Springfield Journal Register

December 8, 2006

Durbin: Inaction by Congress hurts Illinois


WASHINGTON - As the Republican-led Congress winds to a close, Sen. Dick Durbin, D-Ill., blasted GOP leaders for leaving behind a host of unresolved issues critical to Illinois and the nation.

Specifically, Durbin, who will be the second in command in the Senate when the Democrats take over in January, criticized Republican leaders for failing to pass nine of the 11 funding bills for fiscal 2007, which began Oct. 1.

Rep. Ray LaHood, R-Peoria, challenged that assessment, saying Democrats share some of the blame.

Before it adjourns today, Congress is expected to pass a stopgap measure that will continue funding federal agencies at 2006 levels until February. Republicans opted not to try to finish the funding bills for next year in their post-election “lame duck” session.

“That creates a serious problem as we start the next Congress,” said Durbin, who sits on the Senate Appropriations Committee and expects to chair a subcommittee next year, in addition to his leadership duties. “Not only do we have our work to do, but we have to clean up the work that they didn’t finish.”

While the basic functions of the federal government will be able to continue under the temporary funding measure, many Illinois projects will suffer because lawmakers’ “earmarks” won’t be extended, Durbin and LaHood said.

For example, the Abraham Lincoln Presidential Library and Museum received a hefty sum annually this way.

The Senate Appropriations Committee in June included $1 million for the downtown Springfield complex, at Durbin’s request, in the bill that funds the Interior Department.

But the full Senate never voted on the bill. The House included $700,000 for the library and museum at LaHood’s request.

The Democrats could enact appropriations bills including earmarks in February - six months into the federal fiscal year - but that’s also the time they begin the fiscal 2008 funding process.

“The longer we wait, the more difficult it will be,” Durbin said.
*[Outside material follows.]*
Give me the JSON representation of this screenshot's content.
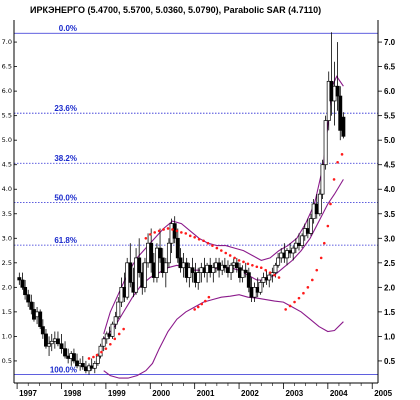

LaHood, who sits on the House Appropriations Committee, said it’s unfair to put all the blame on Republicans.

“There’s plenty of blame to go around. This idea of trying to blame one party is nonsense,” he said. “That’s so political, on its face, that no one will believe it.”
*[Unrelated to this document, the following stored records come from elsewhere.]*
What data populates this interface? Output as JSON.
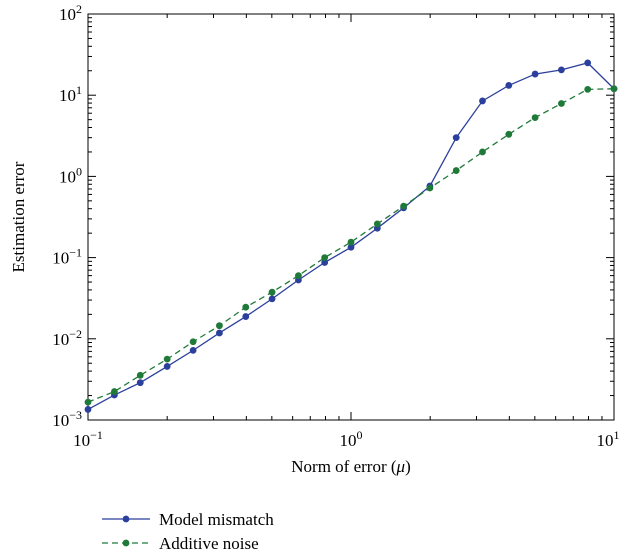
{
  "chart_data": {
    "type": "line",
    "title": "",
    "xlabel": "Norm of error (",
    "xlabel_symbol": "μ",
    "xlabel_close": ")",
    "ylabel": "Estimation error",
    "xscale": "log",
    "yscale": "log",
    "xlim": [
      0.1,
      10
    ],
    "ylim": [
      0.001,
      100
    ],
    "grid": false,
    "legend_position": "bottom-left-below",
    "x_ticks": [
      {
        "value": 0.1,
        "base": "10",
        "exp": "−1"
      },
      {
        "value": 1,
        "base": "10",
        "exp": "0"
      },
      {
        "value": 10,
        "base": "10",
        "exp": "1"
      }
    ],
    "y_ticks": [
      {
        "value": 0.001,
        "base": "10",
        "exp": "−3"
      },
      {
        "value": 0.01,
        "base": "10",
        "exp": "−2"
      },
      {
        "value": 0.1,
        "base": "10",
        "exp": "−1"
      },
      {
        "value": 1,
        "base": "10",
        "exp": "0"
      },
      {
        "value": 10,
        "base": "10",
        "exp": "1"
      },
      {
        "value": 100,
        "base": "10",
        "exp": "2"
      }
    ],
    "series": [
      {
        "name": "Model mismatch",
        "color": "#2b3f9c",
        "dash": "solid",
        "x": [
          0.1,
          0.126,
          0.158,
          0.2,
          0.251,
          0.316,
          0.398,
          0.501,
          0.631,
          0.794,
          1.0,
          1.259,
          1.585,
          1.995,
          2.512,
          3.162,
          3.981,
          5.012,
          6.31,
          7.943,
          10.0
        ],
        "y": [
          0.00135,
          0.00203,
          0.00288,
          0.00457,
          0.0072,
          0.0118,
          0.0188,
          0.031,
          0.053,
          0.087,
          0.134,
          0.23,
          0.41,
          0.76,
          3.0,
          8.5,
          13.2,
          18.2,
          20.5,
          25.0,
          12.0
        ]
      },
      {
        "name": "Additive noise",
        "color": "#1f7a3a",
        "dash": "dashed",
        "x": [
          0.1,
          0.126,
          0.158,
          0.2,
          0.251,
          0.316,
          0.398,
          0.501,
          0.631,
          0.794,
          1.0,
          1.259,
          1.585,
          1.995,
          2.512,
          3.162,
          3.981,
          5.012,
          6.31,
          7.943,
          10.0
        ],
        "y": [
          0.00166,
          0.00224,
          0.00355,
          0.00562,
          0.0092,
          0.0145,
          0.0245,
          0.0375,
          0.06,
          0.1,
          0.155,
          0.26,
          0.43,
          0.72,
          1.18,
          2.0,
          3.3,
          5.3,
          7.9,
          11.8,
          12.0
        ]
      }
    ]
  }
}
LaHood blamed Senate Democratic Leader Harry Reid of Nevada for blocking the funding bills, noting that the House passed nine appropriations bills before July 4.

The two that have been enacted fund the Defense and Homeland Security departments.

Funding bills aren’t the only unfinished business.

Authorization of a plan to lengthen the locks on the Illinois and Mississippi rivers, long sought by farmers and barge operators, dies when Congress adjourns. Although the House and Senate each passed bills authorizing the projects, efforts to reconcile the two bills stalled.

“It’s a huge disappointment,” LaHood said.

“It passed overwhelmingly. But apparently the leadership (of both parties) couldn’t get their act together to get a conference, so we start all over again next year.”

Durbin said the incoming chairwoman of the Senate Environment and Public Works Committee has promised him to make the water project authorization a high priority.

“She realized how important it is and will work to get this passed,” said Durbin of Sen. Barbara Boxer, D-Calif.

While the project has been opposed by some environmentalists and taxpayer groups, it has the support of 80 senators.

Another bill Durbin hopes will stand a better chance next year would establish a Lincoln Study Abroad program advocated by the late Sen. Paul Simon of Illinois.